Не прошло и пяти минут, как выяснилось, что оно не подвело.
– Раздули непонятно что из бытовухи… – привычно бубнила Марья Петровна. – Да у нас половина деревни с ума сходит. Видимо, гордиться больше нечем, вот и придумали, что живут в опасном месте. Такое рассказывают – уши вянут!
– И что же?
– Их, конечно, тоже понять можно… Вон у Нинки, лесниковой жены, вообще крыша съехала, после того как муж заблудился. Говорит, он, мертвый, к ней приходит по ночам. В окно скребется, домой просится, а у самого нет одной руки. Висит пустой рукав окровавленный. Ну, так Нинка выпивать стала, небось белая горячка у ней. Или Фрося, второй дом с того края. Всегда ее блаженной считали, не от мира сего. Она по картам гадала, травки собирала. Безобидная сумасшедшая. А как Нинкины бредни услыхала, обрадовалась. Как же, нашла подружку-единомышленницу! Говорит: я тоже мертвых видела, и не один раз. Не только лесника, многих. Мол, другие тоже видели, только боятся признаться. И вообще, говорит, нехорошие здесь места… Или вот Ангелина, москвичка… Не видели ее? Такая фу-ты ну-ты, темноволосая, в халате. Ходит тут, ногами сверкает. А самой уже лет-то!

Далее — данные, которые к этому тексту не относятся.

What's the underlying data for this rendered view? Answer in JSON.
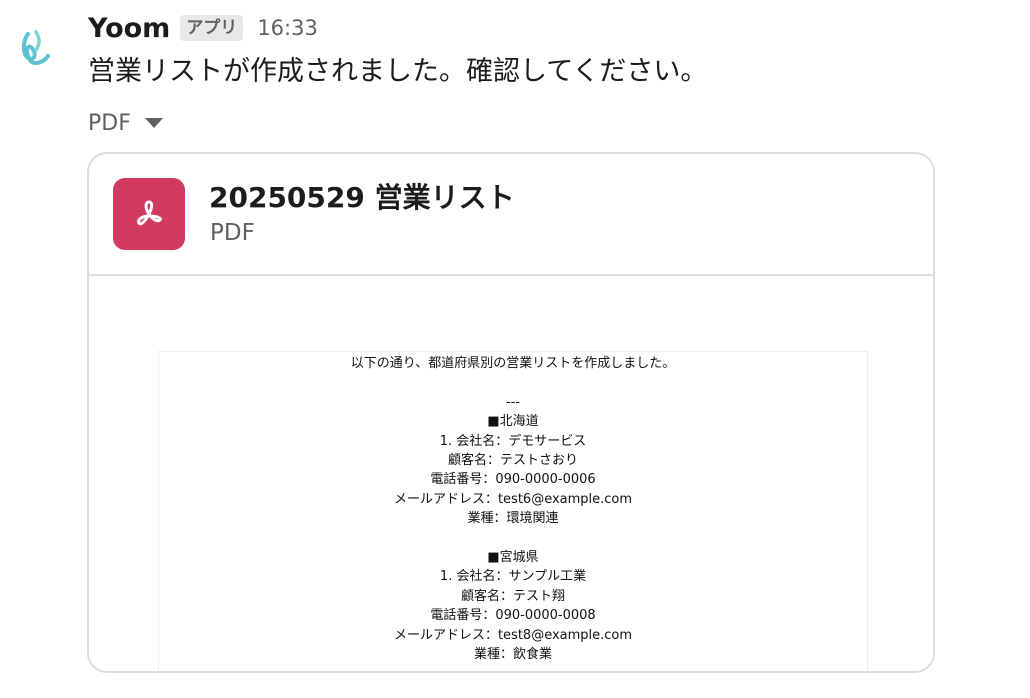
{
  "message": {
    "sender": "Yoom",
    "badge": "アプリ",
    "time": "16:33",
    "text": "営業リストが作成されました。確認してください。",
    "file_toggle_label": "PDF"
  },
  "file": {
    "name": "20250529 営業リスト",
    "type": "PDF",
    "icon": "pdf-icon",
    "accent_color": "#d13a5f"
  },
  "document": {
    "lines": [
      "以下の通り、都道府県別の営業リストを作成しました。",
      "",
      "---",
      "■北海道",
      "1. 会社名：デモサービス",
      "顧客名：テストさおり",
      "電話番号：090-0000-0006",
      "メールアドレス：test6@example.com",
      "業種：環境関連",
      "",
      "■宮城県",
      "1. 会社名：サンプル工業",
      "顧客名：テスト翔",
      "電話番号：090-0000-0008",
      "メールアドレス：test8@example.com",
      "業種：飲食業"
    ]
  }
}
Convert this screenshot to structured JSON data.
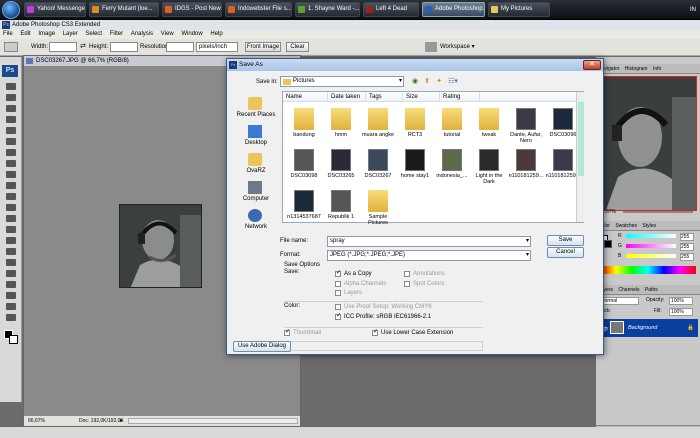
{
  "taskbar": {
    "buttons": [
      {
        "label": "Yahoo! Messenger",
        "color": "#c43ad6"
      },
      {
        "label": "Ferry Mutant (loe...",
        "color": "#e08a20"
      },
      {
        "label": "IDGS - Post New T...",
        "color": "#e06020"
      },
      {
        "label": "Indowebster File s...",
        "color": "#e06020"
      },
      {
        "label": "1. Shayne Ward -...",
        "color": "#60a030"
      },
      {
        "label": "Left 4 Dead",
        "color": "#a02020"
      },
      {
        "label": "Adobe Photoshop...",
        "color": "#2a5fb0"
      },
      {
        "label": "My Pictures",
        "color": "#e8c65a"
      }
    ],
    "tray": "IN"
  },
  "app": {
    "title": "Adobe Photoshop CS3 Extended",
    "menu": [
      "File",
      "Edit",
      "Image",
      "Layer",
      "Select",
      "Filter",
      "Analysis",
      "View",
      "Window",
      "Help"
    ],
    "options": {
      "width_label": "Width:",
      "height_label": "Height:",
      "resolution_label": "Resolution:",
      "resolution_unit": "pixels/inch",
      "front_image": "Front Image",
      "clear": "Clear",
      "workspace": "Workspace ▾"
    }
  },
  "document": {
    "title": "DSC03267.JPG @ 66,7% (RGB/8)",
    "zoom": "66,67%",
    "doc_info": "Doc: 192,0K/192,0K"
  },
  "panels": {
    "navigator_tabs": [
      "Navigator",
      "Histogram",
      "Info"
    ],
    "navigator_zoom": "66,67%",
    "color_tabs": [
      "Color",
      "Swatches",
      "Styles"
    ],
    "color_values": [
      {
        "channel": "R",
        "value": "255"
      },
      {
        "channel": "G",
        "value": "255"
      },
      {
        "channel": "B",
        "value": "255"
      }
    ],
    "layer_tabs": [
      "Layers",
      "Channels",
      "Paths"
    ],
    "layer_mode": "Normal",
    "opacity_label": "Opacity:",
    "opacity_value": "100%",
    "lock_label": "Lock:",
    "fill_label": "Fill:",
    "fill_value": "100%",
    "layer_name": "Background"
  },
  "dialog": {
    "title": "Save As",
    "save_in_label": "Save in:",
    "save_in_value": "Pictures",
    "places": [
      "Recent Places",
      "Desktop",
      "OvaRZ",
      "Computer",
      "Network"
    ],
    "columns": [
      "Name",
      "Date taken",
      "Tags",
      "Size",
      "Rating"
    ],
    "files": [
      {
        "name": "bandung",
        "kind": "folder"
      },
      {
        "name": "hmm",
        "kind": "folder"
      },
      {
        "name": "muara angke",
        "kind": "folder"
      },
      {
        "name": "RCT3",
        "kind": "folder"
      },
      {
        "name": "tutorial",
        "kind": "folder"
      },
      {
        "name": "tweak",
        "kind": "folder"
      },
      {
        "name": "Dante, Aufar, Nero",
        "kind": "photo"
      },
      {
        "name": "DSC03096",
        "kind": "photo"
      },
      {
        "name": "DSC03098",
        "kind": "photo"
      },
      {
        "name": "DSC03265",
        "kind": "photo"
      },
      {
        "name": "DSC03267",
        "kind": "photo"
      },
      {
        "name": "home stay1",
        "kind": "photo"
      },
      {
        "name": "indonesia_...",
        "kind": "photo"
      },
      {
        "name": "Light in the Dark",
        "kind": "photo"
      },
      {
        "name": "n110181259...",
        "kind": "photo"
      },
      {
        "name": "n110181259...",
        "kind": "photo"
      },
      {
        "name": "n1314537687",
        "kind": "photo"
      },
      {
        "name": "Republik 1",
        "kind": "photo"
      },
      {
        "name": "Sample Pictures",
        "kind": "folder"
      }
    ],
    "file_name_label": "File name:",
    "file_name_value": "spray",
    "format_label": "Format:",
    "format_value": "JPEG (*.JPG;*.JPEG;*.JPE)",
    "save": "Save",
    "cancel": "Cancel",
    "save_options_title": "Save Options",
    "save_label": "Save:",
    "as_a_copy": "As a Copy",
    "annotations": "Annotations",
    "alpha_channels": "Alpha Channels",
    "spot_colors": "Spot Colors",
    "layers": "Layers",
    "color_label": "Color:",
    "use_proof": "Use Proof Setup:  Working CMYK",
    "icc_profile": "ICC Profile:  sRGB IEC61966-2.1",
    "thumbnail": "Thumbnail",
    "lower_case": "Use Lower Case Extension",
    "use_adobe_dialog": "Use Adobe Dialog"
  }
}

– В халате? – оживился Марк. – С пионами? Красивая такая?
– Как корова сивая, – буркнула Марья Петровна, молниеносным жестом поправив химические кудряшки. – Чего ж в ней хорошего? Кожа да кости!

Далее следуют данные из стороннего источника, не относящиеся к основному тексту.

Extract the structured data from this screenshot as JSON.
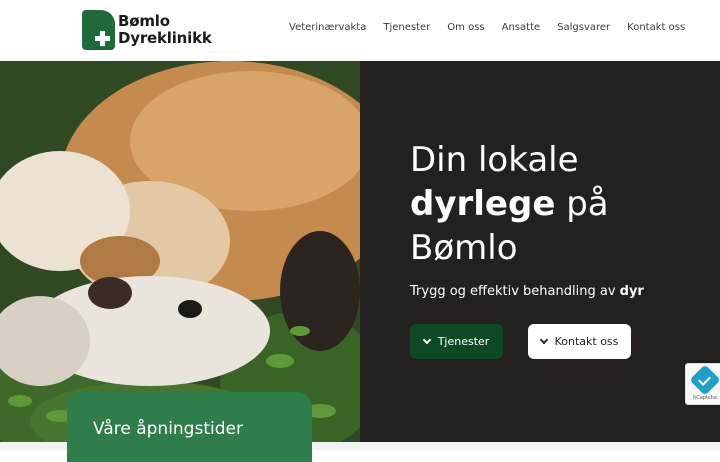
{
  "brand": {
    "name_line1": "Bømlo",
    "name_line2": "Dyreklinikk",
    "color": "#1f6a3a"
  },
  "nav": {
    "items": [
      "Veterinærvakta",
      "Tjenester",
      "Om oss",
      "Ansatte",
      "Salgsvarer",
      "Kontakt oss"
    ]
  },
  "hero": {
    "title_line1": "Din lokale",
    "title_bold": "dyrlege",
    "title_after_bold": " på",
    "title_line3": "Bømlo",
    "subtitle_text": "Trygg og effektiv behandling av ",
    "subtitle_bold": "dyr",
    "image_alt": "cat-and-dog-photo",
    "background": "#252020"
  },
  "buttons": {
    "services_label": "Tjenester",
    "contact_label": "Kontakt oss",
    "services_color": "#0d4a24"
  },
  "hours_card": {
    "title": "Våre åpningstider",
    "color": "#2e7d4a"
  },
  "captcha": {
    "label": "hCaptcha"
  }
}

– Так что с ней случилось? – перебил он. – Да, мы ее встретили. Она девочку искала, Дашу.
– Девка у нее та еще! – сжала губы Марья Петровна. – Двенадцать лет, а смотрит как взрослая. И непонятно, что на уме. Ушла утром гулять, а Линка истерику устроила: пропала, мол, дочка, милицию мне, службу спасения! Мы с участковым нашим только пальцем у виска покрутили… Хотя от Ангелины и не того можно ожидать. По ней сразу видно, что немножечко того…

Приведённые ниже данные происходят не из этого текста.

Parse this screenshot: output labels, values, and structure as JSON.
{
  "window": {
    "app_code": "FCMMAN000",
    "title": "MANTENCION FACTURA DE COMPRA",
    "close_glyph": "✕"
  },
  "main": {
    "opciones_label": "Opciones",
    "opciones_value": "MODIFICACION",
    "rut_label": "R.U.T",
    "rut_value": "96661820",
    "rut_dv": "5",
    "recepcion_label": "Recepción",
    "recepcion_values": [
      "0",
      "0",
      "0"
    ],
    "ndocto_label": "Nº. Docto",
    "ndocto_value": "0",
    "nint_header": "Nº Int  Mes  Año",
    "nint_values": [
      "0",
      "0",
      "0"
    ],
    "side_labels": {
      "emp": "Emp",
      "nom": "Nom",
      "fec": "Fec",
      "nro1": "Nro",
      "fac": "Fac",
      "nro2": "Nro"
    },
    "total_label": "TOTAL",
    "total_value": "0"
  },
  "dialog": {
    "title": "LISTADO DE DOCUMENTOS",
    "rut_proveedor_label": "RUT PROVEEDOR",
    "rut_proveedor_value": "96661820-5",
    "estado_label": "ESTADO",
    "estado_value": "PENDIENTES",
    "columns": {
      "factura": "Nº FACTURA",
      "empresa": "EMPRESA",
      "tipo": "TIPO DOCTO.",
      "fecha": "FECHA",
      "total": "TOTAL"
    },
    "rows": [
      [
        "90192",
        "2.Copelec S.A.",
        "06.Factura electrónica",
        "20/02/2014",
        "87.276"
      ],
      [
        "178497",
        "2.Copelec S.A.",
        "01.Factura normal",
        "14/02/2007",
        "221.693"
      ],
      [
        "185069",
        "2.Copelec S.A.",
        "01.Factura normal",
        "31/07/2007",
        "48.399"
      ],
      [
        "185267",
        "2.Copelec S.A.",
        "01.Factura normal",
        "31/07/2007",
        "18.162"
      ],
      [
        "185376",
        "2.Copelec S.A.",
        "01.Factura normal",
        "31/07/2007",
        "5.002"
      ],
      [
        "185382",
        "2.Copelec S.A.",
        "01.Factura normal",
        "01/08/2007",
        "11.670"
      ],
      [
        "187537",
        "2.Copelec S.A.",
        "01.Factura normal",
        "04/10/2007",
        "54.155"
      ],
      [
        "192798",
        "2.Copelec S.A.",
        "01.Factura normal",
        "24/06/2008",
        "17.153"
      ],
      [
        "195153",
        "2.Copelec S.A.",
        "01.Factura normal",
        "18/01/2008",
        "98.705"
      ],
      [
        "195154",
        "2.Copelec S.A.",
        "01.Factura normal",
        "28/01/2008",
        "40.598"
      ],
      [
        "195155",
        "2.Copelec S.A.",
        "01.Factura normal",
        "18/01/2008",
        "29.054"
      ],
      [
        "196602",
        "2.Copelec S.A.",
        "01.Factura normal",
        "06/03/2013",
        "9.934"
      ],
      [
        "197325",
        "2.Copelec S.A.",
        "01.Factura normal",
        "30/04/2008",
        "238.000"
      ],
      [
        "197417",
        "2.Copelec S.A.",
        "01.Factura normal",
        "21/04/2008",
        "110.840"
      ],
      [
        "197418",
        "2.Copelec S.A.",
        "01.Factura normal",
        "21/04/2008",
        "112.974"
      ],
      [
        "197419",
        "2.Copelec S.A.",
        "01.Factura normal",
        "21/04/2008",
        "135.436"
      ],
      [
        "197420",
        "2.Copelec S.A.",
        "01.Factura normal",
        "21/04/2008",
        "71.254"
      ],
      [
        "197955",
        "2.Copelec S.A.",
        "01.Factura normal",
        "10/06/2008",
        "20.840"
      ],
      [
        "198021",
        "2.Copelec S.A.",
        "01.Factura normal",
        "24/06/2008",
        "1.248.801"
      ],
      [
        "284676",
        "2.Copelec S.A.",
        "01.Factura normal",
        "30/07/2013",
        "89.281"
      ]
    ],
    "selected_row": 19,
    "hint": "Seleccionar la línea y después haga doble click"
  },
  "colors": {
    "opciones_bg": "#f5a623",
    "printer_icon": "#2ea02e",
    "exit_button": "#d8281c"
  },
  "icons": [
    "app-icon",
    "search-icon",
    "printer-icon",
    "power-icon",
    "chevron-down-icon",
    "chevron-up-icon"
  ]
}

– А в каком доме она живет?
– А что? – подозрительно прищурилась Марья Петровна. – Она не хозяйка, снимает на лето. Если хотите остаться, давайте ко мне. Отдельная комната, печка. Душ, правда на улице, но сейчас же жара.
– А что… – задумался вдруг Марк, посмотрев на часы. – Уже половина седьмого… Мы могли бы докупить вина… Мы пикник хотели устроить.
– Я вам домашнего вина продам, земляничного, – оживилась Марья Петровна. – Вы не пожалеете. И место вам покажу, где можно огонь развести. Чистое поле, кругом ни души, звезды над головой, река рядом, лес!
– Ладно, – решился Марк, – готовьте комнату. Я пойду за своей девушкой.
Глава 4
1918 год. Петроград
К холодам у Хунсага и Митеньки появился дом – они нашли пустующий флигелек в относительно спокойном районе Петрограда, куда почти не добиралась сошедшая с ума от ощущения собственного величия матросня и прочая мутноглазая шваль. Митенька почему-то боялся спросить, как именно Хунсагу удалось выследить такое уютное и почти теплое (во флигельке стояла печка и даже имелся некоторый запас дров, что считалось почти роскошью) место.
Однажды утром, еще осенью, когда они ютились во дворе, на одеялах, Хунсаг оставил его одного, уйдя со словами:
– Холодает, нам пора переезжать. И я должен найти жилье, где мы пересидим ближайшие месяцы. И где ты встретишь весну.
– Я? – насторожился Митя. – Я один?
– Да, – спокойно подтвердил его наставник. – Потому что к весне меня уже не будет. Ты должен уже сейчас все время об этом помнить. И учиться выживать без меня.
Мите стало страшно – пожалуй, даже страшнее, чем в те дни, когда умирала его мать. Все последние недели Хунсаг был его защитником, талисманом. Он будто взял юношу под свое мягкое крыло и опекал, требуя взамен лишь послушания. Да ему и требовать не надо было – все его задания Митенька выполнял с восторгом человека, предвкушающего чудо. Мальчик чувствовал себя учеником чародея.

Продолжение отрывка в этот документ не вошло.